I want to thank everyone here in this thread because I was forcing my stereo sound to fit in the mix in a live setting, but I'm thinking it's a fool's errand.

If a FOH setup was a perfected stereo setup, with a sound guy to help with phasing issues, then I would consider running a stereo patch, with dual amps and my Mimiq pedal for doubling.

But I'm starting believe mono is King when playing in venues where Left and Right panning is compromised by bad speaker placement and room treatment.

I like recording our live events from the mixer. But now I'm just going record my guitar DI and do stereo effects in my DAW after the fact when headphones and casual listening will be playback, no longer thru a big FOH. Live sound and Home studio sounds are two different animals, and we should stop trying to marry the two together.
 
Yes, after reading this thread I've also been thinking I should only run mono to FoH from here on.

A sort of similar thing I've been thinking of is reverb. I find it really jarring playing at home without any reverb so I always have a bit of reverb on in each preset I create. But it would probably improve things if I don't use any reverb live (except as an actual effect). I already have a modifier to adjust my lead volume so using this I'll disable my at home reverb whenever I turn up the lead volume.

So Sum L+F and no reverb when playing live. I think it'll be a much more focused sound. Thanks for the inspiration.
 
regarding reverb...go check out neal schon's GoT presets. ...go w whatever works for you!

fyi...Sum L&R can prompt phasing issues as i understand it. Copy L to R avoids those issues.
 
regarding reverb...go check out neal schon's GoT presets. ...go w whatever works for you!

fyi...Sum L&R can prompt phasing issues as i understand it. Copy L to R avoids those issues.
There's nothing that doesn't cause any issues 😀. For instance my main delay is a Stereo BBD with the L/R Time Ratio set to 75% so creates that 1/4 note, dotted 8 note halo. Sounds wonderful in Stereo. With Sum L+R it's still doing that 1/4 note, dotted 8 note halo but in mono and still sounds great. With L > R the dotted 8 note halo disappears and it's just a regular mono delay. And yes I have to avoid (or test carefully) the 2290 and some other effects to avoid phasing issue with SUM L+R.

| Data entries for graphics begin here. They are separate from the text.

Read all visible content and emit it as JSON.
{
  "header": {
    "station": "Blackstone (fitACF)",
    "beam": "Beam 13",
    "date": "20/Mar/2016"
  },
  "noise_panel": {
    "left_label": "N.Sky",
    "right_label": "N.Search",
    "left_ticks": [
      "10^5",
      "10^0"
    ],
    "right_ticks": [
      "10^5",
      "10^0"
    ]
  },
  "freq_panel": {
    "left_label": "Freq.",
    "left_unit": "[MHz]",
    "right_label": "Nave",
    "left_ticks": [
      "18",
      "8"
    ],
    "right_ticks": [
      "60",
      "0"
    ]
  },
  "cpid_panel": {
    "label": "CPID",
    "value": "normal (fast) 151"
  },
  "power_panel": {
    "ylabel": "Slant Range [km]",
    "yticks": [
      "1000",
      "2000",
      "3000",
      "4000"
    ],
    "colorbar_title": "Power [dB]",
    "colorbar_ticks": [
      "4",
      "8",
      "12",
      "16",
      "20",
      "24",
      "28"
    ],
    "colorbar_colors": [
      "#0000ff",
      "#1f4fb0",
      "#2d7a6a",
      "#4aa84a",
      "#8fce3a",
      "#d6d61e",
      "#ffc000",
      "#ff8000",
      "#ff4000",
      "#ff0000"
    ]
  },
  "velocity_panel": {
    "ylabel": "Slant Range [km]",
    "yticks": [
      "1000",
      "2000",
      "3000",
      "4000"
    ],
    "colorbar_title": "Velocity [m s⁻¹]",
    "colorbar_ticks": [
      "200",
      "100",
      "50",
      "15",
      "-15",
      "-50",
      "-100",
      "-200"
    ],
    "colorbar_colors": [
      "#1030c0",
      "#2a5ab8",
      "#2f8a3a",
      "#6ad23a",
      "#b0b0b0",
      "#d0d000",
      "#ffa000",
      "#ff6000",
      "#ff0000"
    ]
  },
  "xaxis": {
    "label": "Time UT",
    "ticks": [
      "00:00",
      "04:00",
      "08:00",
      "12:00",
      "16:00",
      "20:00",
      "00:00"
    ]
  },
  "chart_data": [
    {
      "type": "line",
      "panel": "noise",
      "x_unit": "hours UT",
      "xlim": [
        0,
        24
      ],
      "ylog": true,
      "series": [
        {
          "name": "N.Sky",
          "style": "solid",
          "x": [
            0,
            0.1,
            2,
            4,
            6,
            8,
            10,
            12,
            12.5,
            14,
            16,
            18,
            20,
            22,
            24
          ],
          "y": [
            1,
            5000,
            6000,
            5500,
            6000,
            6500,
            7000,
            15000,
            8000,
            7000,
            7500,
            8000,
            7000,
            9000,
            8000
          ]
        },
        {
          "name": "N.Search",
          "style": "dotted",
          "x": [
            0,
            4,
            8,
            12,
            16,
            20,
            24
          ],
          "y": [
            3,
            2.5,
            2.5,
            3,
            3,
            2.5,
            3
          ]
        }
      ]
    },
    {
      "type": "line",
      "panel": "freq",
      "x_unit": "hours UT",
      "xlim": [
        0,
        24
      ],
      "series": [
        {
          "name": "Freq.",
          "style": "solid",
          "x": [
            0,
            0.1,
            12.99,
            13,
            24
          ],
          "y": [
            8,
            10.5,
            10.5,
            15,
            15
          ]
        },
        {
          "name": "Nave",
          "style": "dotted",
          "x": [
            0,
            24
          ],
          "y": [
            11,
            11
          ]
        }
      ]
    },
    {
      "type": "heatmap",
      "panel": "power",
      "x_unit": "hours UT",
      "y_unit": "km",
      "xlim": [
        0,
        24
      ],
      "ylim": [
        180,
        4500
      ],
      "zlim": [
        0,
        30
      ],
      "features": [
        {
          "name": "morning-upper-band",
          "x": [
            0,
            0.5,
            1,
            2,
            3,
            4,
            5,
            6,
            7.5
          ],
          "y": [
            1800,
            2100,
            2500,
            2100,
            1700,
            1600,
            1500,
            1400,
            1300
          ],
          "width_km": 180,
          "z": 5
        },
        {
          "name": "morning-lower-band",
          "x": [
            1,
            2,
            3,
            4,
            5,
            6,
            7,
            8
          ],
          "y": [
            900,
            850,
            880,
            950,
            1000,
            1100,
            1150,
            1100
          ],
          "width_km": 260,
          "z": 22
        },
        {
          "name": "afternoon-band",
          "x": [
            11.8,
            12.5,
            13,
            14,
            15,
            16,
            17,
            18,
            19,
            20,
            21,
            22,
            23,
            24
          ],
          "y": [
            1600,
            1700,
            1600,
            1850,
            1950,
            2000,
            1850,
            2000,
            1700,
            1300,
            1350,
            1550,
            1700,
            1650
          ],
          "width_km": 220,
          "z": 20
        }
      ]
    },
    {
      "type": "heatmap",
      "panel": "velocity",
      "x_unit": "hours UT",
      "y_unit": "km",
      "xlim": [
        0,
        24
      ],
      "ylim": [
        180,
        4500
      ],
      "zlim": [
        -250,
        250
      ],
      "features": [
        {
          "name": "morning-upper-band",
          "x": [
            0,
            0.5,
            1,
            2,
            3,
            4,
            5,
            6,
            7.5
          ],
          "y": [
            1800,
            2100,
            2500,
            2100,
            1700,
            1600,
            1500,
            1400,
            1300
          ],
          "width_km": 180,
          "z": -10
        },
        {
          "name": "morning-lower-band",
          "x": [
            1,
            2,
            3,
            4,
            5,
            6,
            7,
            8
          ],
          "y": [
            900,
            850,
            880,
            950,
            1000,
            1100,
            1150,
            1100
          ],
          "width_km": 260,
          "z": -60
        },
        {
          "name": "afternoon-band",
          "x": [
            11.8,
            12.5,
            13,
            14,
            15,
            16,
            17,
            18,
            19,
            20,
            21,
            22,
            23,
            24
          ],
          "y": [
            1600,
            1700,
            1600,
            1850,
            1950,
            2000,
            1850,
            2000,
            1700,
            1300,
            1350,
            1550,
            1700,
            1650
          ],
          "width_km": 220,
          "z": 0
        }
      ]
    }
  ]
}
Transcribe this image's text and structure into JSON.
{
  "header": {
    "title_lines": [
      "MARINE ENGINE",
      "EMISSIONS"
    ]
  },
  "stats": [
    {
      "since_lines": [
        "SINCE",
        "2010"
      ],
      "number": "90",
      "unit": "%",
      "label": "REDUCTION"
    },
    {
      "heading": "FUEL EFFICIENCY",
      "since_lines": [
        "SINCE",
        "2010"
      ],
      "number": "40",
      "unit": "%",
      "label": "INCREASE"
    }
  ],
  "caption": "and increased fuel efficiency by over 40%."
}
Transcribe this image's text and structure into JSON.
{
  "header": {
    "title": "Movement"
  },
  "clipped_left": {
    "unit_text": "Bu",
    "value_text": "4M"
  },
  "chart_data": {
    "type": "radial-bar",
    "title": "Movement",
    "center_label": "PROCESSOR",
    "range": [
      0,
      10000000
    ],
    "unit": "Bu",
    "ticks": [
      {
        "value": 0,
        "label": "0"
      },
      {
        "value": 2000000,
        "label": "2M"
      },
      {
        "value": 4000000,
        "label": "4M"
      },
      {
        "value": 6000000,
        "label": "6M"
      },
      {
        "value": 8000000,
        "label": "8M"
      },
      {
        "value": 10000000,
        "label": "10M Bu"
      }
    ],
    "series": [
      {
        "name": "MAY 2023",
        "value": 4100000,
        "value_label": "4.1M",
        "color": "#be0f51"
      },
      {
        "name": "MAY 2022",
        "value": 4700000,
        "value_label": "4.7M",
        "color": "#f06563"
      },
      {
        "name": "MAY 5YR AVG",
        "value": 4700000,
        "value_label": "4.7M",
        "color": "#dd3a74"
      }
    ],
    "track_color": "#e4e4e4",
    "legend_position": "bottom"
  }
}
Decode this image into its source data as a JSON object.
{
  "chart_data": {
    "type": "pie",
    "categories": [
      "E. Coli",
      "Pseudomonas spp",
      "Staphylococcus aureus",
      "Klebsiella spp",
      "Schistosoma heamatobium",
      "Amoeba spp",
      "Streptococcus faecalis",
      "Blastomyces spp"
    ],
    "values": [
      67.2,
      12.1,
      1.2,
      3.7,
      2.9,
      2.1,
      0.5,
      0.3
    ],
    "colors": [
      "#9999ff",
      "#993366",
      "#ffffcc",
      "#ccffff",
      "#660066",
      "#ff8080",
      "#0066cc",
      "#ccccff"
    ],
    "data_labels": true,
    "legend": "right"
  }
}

I checked out Neal Schon's GoT preset. So he's attached Expression 2 to both Delay and Reverb so uses them as an effect that's always available on a pedal. Heal down there's neither Delay nor Reverb. Pretty cool.
 
always stero guy here. Sumed to mono for mono Cab (before Cab Blockl) FOH and InEar stereo. if not enough channels on the board sum to mono. Never had a problem with phase issues.

posted on the 24.05 Thread as well. Love this unit!